A faixa

É melhor, bem melhor, não ficar do lado de ninguém, senão do lado de todas as vítimas.

Muito pouco sabemos da violência em Israel e na Palestina. Redutores são mesmo alguns comentários, quase sempre redigidos sob o critério da emoção, e em especial em favor da causa palestiniana, como é habitual nos casos em que instintivamente se adere ao lado do mais fraco.

A violência chega-nos pelos jornais e pela televisão e rapidamente se torna ficção, que é o que acontece às palavras e às imagens quando, saturadas em abundância, acabam intercaladas por outros conteúdos, pela publicidade, e pelo “habitat familiar” de que fala Roland Barthes em relação à língua. Pela sua dimensão, a operação Limite Protector é a mais intensa desde a famosa Chumbo Fundido (ou Chumbo Endurecido) de 2008, na altura tão repudiada por Stéphane Hessel. Nesse tempo, houve quem dissesse ser “inadmissível que judeus possam perpetrar crimes de guerra”. Em ambos os casos temos a figura do Hamas, representante político da Palestina, escudado na sua resposta ao isolamento e bloqueio dos habitantes da Faixa de Gaza e na questão dos territórios ocupados. Parece reduzir-se a uma questão de espaço vital esta guerra – não esquecendo os paradigmas religiosos. Contudo, também não deixa de ser lamentável que a Palestina seja refém de uma autoridade política que instiga actos de terror – o Hamas. Assim como, do outro lado, o Likud veja reforçado o seu fundamentalismo, acobertado pelo novo Presidente, Reuven Rivlin.

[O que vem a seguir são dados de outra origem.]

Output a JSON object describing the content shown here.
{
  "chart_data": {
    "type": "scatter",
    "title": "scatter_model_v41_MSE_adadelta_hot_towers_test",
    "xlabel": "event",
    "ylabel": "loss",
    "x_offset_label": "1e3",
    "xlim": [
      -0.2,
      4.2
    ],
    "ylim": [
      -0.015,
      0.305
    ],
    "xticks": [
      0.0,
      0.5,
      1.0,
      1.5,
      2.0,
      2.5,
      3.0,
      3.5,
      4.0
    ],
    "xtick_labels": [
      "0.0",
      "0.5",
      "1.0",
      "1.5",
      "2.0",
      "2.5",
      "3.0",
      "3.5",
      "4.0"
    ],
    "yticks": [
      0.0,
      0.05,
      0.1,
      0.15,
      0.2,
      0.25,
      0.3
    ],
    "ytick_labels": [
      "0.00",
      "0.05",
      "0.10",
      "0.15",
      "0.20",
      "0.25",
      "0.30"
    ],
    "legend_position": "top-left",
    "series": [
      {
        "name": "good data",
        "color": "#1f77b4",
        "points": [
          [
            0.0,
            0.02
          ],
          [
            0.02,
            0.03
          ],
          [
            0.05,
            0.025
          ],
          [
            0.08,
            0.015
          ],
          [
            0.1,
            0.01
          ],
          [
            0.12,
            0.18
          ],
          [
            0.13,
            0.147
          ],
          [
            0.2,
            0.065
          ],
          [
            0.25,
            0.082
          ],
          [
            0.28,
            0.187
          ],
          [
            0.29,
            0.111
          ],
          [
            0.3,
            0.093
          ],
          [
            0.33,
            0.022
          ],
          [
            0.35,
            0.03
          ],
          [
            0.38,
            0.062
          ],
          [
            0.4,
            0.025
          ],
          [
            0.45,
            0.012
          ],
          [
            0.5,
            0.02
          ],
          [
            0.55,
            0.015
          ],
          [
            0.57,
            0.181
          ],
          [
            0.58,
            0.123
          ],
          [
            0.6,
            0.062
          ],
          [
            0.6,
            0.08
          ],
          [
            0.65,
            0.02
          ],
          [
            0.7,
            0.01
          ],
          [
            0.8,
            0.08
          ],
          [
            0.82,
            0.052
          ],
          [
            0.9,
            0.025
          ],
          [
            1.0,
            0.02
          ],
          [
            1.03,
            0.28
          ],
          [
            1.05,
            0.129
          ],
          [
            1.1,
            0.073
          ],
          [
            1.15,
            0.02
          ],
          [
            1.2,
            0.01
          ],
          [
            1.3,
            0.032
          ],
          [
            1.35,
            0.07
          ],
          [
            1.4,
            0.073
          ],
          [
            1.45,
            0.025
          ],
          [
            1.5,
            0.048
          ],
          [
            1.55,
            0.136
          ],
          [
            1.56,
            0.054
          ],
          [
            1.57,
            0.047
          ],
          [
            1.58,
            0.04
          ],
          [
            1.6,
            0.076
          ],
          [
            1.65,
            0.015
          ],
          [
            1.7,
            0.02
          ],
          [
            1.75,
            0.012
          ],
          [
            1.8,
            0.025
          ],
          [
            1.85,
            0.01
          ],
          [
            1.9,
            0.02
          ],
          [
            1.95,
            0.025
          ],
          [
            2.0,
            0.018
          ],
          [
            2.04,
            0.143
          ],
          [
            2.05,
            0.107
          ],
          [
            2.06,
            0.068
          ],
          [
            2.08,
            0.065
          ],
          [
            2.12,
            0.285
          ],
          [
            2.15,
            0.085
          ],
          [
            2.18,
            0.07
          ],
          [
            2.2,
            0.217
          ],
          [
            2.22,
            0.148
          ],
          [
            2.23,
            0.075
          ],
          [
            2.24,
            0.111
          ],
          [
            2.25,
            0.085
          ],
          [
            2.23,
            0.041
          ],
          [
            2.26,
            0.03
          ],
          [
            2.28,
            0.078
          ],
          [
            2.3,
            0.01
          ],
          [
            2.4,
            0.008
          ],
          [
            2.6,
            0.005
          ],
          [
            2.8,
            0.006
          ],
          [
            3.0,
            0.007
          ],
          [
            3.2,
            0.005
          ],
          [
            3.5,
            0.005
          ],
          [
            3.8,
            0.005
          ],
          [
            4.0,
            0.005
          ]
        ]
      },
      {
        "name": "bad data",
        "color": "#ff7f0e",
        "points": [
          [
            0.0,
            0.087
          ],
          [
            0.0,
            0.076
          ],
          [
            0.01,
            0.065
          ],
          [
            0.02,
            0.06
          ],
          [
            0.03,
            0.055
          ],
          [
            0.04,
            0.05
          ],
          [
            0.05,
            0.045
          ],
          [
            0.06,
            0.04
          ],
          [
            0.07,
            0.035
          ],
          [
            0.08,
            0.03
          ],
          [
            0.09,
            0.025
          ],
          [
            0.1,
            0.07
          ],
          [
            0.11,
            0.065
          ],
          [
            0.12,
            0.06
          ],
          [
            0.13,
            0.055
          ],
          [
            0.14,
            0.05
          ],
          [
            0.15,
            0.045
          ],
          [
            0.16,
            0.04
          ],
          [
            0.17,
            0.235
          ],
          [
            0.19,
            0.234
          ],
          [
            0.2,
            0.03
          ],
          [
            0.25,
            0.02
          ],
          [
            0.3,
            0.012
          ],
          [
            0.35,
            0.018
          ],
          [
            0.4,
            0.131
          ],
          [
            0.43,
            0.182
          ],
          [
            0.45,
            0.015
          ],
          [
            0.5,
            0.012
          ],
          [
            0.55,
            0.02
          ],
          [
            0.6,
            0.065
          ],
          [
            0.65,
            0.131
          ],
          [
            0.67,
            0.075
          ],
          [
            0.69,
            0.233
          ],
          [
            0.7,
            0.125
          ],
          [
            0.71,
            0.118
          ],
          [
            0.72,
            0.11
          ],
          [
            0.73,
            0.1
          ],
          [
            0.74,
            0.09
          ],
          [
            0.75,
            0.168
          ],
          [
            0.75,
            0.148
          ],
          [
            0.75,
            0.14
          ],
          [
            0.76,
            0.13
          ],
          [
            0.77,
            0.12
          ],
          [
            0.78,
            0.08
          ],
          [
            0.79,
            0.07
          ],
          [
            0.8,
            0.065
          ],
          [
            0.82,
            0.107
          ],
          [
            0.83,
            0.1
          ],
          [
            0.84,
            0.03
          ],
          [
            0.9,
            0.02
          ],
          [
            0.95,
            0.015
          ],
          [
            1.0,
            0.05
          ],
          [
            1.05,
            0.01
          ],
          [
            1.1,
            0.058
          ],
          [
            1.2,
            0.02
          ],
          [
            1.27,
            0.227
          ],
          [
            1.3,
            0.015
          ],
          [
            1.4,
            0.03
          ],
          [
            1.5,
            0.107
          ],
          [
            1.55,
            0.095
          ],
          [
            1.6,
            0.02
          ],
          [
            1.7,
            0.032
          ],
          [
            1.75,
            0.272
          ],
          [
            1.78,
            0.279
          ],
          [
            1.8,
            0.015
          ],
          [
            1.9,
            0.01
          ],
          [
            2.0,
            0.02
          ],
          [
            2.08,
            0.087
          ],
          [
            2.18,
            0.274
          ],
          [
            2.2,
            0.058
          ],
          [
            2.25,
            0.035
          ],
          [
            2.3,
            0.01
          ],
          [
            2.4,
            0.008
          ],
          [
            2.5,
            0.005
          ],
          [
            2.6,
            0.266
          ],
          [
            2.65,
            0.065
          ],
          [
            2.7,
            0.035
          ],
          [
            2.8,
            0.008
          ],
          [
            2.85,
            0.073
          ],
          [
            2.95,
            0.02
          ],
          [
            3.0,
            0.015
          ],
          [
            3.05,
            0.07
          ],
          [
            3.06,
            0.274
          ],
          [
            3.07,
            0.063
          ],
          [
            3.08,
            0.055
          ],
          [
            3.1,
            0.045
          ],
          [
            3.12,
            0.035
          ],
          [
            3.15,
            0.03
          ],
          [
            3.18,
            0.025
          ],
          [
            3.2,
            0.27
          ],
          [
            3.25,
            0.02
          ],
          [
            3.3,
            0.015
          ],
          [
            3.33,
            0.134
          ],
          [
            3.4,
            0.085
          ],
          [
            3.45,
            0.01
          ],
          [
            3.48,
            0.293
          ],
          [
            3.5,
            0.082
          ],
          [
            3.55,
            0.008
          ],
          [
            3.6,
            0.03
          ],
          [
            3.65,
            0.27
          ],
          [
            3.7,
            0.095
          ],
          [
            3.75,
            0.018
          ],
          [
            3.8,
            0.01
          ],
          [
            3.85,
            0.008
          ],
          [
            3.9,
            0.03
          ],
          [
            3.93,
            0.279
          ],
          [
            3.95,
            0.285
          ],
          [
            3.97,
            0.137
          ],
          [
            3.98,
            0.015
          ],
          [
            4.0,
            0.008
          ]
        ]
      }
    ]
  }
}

Acusa-se Israel da desproporção de meios e é difícil rebater esses argumentos, perante evidências, tão lastimáveis quanto caricatas, como a de ouvir Shimon Peres lamentar a morte de quatro crianças numa praia. Por isso, a tentação é comparar o incomparável, isto é, afirmar, como já aqui várias personalidades o fizeram, que aquilo a que se apelida de "genocídio do povo palestiniano" é semelhante (descontados os números) ao perpetrado pelo Exército alemão durante o III Reich. Primeiro: não há nada de semelhante com aquela ignomínia. Segundo: não me recordo de ter lido nada sobre provocações violentas dos judeus à Alemanha dos anos 30. Terceiro: os números contam.

Corremos o risco de passar sobre uma série de pormenores, se atalharmos de forma directa, pelo exercício do “e se estivéssemos na pele de?”. Se estivéssemos na pele dos milhares de palestinianos que, nestas horas, vêem os irmãos, os pais, os filhos morrer debaixo dos escombros, nos hospitais? É certo: não é possível estar na pele deles. Mas será possível entrar na pele dos que trazem a herança da maior catástrofe da história e que, a todo o momento, se sentem acossados pelos países em seu redor, incluindo aqueles que os querem ver dizimados? Tentemos imaginarmo-nos uns aos outros.

Recebi, no dia em que escrevo, este texto de uma amiga israelita, Nora Gaon, pedagoga no Spanish Desk International Department do Guetto Fighters House: “Já é parte da rotina diária ver, pela manhã, quantos soldados e quantos civis, entre eles crianças, morreram esta noite. É macabro e diria até doentio observar as fotos que surgem no diário, com os nomes dos rapazes e, enquanto leio, penso e espero que não seja o nome do amigo de… do filho de… nem o neto de… que sei que nestes momentos estão ali a lutar. E essas fotos, repletas de sorrisos gelados, fazem-nos começar outra manhã com uma total incerteza. Não se vê o final desta situação [é interessante chamar a esta guerra tão cruel para ambos os lados 'situação']. Os cessar-fogos terminam antes de haverem começado. O ódio é a substância mais corrosiva que existe, chega à profundeza da alma e cega. As fotos desses rapazes com os seus uniformes continuam a observar-nos, como também a de essa mulher em busca da família sob os escombros do que foi a sua casa. Essas imagens acusam-nos, os olhos dos soldados esfumam-se no pranto, e o grito desgarrado e surdo dessa mulher invade-me a alma.”

É melhor, bem melhor, não ficar do lado de ninguém, senão do lado de todas as vítimas. De contrário, há a maior das possibilidades de nos enganarmos na nossa parte de palavra. Amos Oz conta que a “síndrome de Jerusalém” é o instinto incontrolável de alguém pegar fogo a uma mesquita, a uma igreja ou a uma sinagoga. O que acontece é que ninguém ouve ninguém e esse é o perigo: o de sermos todos surdos.

Quanto a Deus e aos que o invocam, talvez seja bem melhor a moderação. Aparentemente, Deus aqui só atrapalha.